Near the memorial, on her collar, sat a small flower pin, each petal enameled with the symbol of an Emanation. A date engraved in the flower’s center. This assured young woman had been the tiny, frightened flower-bearer when Anaander Mianaai had acted as priest in Lieutenant Awn’s house twenty years ago.

 

No coincidences, not for Radchaai. I was quite sure now that when we were admitted to the inspector supervisor’s presence, I would meet Lieutenant Awn’s replacement in Ors.

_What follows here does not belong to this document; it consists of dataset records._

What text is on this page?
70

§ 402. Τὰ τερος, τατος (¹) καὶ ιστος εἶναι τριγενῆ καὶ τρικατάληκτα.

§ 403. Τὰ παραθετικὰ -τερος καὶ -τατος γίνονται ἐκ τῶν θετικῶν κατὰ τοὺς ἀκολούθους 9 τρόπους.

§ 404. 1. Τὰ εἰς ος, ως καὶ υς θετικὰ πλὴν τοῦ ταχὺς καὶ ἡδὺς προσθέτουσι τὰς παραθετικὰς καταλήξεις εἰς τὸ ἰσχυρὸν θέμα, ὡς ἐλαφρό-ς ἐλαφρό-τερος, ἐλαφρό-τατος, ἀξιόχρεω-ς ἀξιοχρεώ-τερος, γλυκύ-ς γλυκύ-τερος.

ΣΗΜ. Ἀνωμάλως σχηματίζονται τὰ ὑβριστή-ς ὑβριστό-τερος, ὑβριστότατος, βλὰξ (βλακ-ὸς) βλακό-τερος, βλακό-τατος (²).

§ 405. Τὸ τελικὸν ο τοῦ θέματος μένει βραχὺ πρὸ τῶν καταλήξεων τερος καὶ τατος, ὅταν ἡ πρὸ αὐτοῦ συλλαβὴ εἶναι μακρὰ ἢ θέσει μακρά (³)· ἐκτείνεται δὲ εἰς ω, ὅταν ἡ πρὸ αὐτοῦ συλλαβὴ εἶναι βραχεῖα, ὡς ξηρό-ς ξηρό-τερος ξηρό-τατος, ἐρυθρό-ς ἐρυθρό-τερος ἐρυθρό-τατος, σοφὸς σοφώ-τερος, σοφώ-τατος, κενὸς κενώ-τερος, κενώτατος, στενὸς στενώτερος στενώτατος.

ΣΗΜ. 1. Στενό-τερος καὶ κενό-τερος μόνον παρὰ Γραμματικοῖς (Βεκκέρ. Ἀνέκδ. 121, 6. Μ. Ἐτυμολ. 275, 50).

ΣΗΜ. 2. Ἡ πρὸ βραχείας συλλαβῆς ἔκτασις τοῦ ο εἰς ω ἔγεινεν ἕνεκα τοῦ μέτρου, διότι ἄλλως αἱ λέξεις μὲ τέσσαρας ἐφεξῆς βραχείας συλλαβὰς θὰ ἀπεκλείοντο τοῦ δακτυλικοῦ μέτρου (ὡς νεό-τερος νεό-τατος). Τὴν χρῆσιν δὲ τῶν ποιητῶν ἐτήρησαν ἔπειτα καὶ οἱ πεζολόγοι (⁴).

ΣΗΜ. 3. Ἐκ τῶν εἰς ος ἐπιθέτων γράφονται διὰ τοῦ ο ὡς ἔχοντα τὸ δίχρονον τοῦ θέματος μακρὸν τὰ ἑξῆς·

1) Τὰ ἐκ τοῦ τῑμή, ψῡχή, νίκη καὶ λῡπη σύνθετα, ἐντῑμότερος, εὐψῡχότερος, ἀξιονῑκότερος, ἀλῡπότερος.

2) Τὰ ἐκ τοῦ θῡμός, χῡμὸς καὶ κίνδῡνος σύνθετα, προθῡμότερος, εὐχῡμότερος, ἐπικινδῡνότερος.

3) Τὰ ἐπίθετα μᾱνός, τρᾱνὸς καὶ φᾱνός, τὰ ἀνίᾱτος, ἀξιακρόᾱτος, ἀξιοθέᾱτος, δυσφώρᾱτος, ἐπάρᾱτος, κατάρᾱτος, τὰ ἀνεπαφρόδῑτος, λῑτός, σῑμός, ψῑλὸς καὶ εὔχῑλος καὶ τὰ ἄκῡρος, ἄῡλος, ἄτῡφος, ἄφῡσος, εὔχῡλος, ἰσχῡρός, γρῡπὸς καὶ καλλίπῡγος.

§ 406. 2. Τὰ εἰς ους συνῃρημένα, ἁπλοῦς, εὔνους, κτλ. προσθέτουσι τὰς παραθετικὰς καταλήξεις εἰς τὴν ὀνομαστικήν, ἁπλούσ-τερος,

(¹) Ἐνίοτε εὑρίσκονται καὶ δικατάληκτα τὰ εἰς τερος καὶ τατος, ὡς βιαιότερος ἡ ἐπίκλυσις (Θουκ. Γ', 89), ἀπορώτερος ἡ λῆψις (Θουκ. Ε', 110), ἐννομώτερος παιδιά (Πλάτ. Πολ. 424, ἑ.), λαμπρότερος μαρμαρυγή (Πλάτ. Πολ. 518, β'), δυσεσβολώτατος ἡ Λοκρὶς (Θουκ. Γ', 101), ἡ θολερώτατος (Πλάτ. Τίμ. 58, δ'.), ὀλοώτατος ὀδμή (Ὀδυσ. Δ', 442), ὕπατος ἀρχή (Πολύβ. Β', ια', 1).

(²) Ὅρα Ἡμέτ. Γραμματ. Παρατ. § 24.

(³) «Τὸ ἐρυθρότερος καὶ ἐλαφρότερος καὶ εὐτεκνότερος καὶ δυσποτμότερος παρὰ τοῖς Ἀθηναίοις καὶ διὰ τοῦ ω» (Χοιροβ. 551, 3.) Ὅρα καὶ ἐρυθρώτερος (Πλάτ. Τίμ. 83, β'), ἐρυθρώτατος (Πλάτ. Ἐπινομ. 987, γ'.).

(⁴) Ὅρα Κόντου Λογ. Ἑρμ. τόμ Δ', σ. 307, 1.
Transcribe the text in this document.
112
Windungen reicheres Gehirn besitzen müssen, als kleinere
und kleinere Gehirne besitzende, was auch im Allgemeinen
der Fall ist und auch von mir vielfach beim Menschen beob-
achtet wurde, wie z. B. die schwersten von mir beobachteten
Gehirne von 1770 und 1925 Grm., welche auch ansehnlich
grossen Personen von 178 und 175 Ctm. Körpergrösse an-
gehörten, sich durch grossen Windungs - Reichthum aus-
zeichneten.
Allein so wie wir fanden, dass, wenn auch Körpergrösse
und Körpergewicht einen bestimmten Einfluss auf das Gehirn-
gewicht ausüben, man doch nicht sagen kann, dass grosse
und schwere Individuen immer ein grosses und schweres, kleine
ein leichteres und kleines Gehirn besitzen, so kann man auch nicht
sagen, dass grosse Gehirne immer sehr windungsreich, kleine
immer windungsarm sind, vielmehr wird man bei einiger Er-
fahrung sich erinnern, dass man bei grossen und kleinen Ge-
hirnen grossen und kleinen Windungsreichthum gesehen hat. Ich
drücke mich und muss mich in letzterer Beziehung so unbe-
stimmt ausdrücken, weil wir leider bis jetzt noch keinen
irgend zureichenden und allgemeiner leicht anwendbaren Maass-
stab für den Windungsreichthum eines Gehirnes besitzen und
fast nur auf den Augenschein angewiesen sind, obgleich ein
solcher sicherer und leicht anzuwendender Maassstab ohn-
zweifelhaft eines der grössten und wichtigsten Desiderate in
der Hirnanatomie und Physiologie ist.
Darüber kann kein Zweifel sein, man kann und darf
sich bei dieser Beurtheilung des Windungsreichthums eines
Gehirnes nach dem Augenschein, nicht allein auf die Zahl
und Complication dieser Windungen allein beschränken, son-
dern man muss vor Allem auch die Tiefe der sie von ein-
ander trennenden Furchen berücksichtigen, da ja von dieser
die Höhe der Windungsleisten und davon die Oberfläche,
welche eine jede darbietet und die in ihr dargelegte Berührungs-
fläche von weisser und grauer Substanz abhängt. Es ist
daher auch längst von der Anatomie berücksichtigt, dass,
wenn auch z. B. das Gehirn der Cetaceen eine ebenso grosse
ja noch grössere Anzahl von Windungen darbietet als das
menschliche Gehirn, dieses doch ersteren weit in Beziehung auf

This inspector adjunct was, perhaps, a client of hers.

 

“They make them for funerals,” the adjunct was saying, still talking about memorial pins. “Family and close friends wear them.” And you could tell by the style and expense of the piece just where in Radchaai society the dead person stood, and by implication where the wearer stood. But the adjunct—her name, I knew, was Daos Ceit—didn’t mention that.

 

I wondered then what Seivarden would make—had made—of changes in fashion since Garsedd, the way such signals had changed—or not. People still wore inherited tokens and memorials, testimony to the social connections and values of their ancestors generations back. And mostly that was the same, except “generations back” was Garsedd. Some tokens that had been insignificant then were prized now, and some that had been priceless were now meaningless. And the color and gemstone significances in vogue for the last hundred or so years wouldn’t read at all, for Seivarden.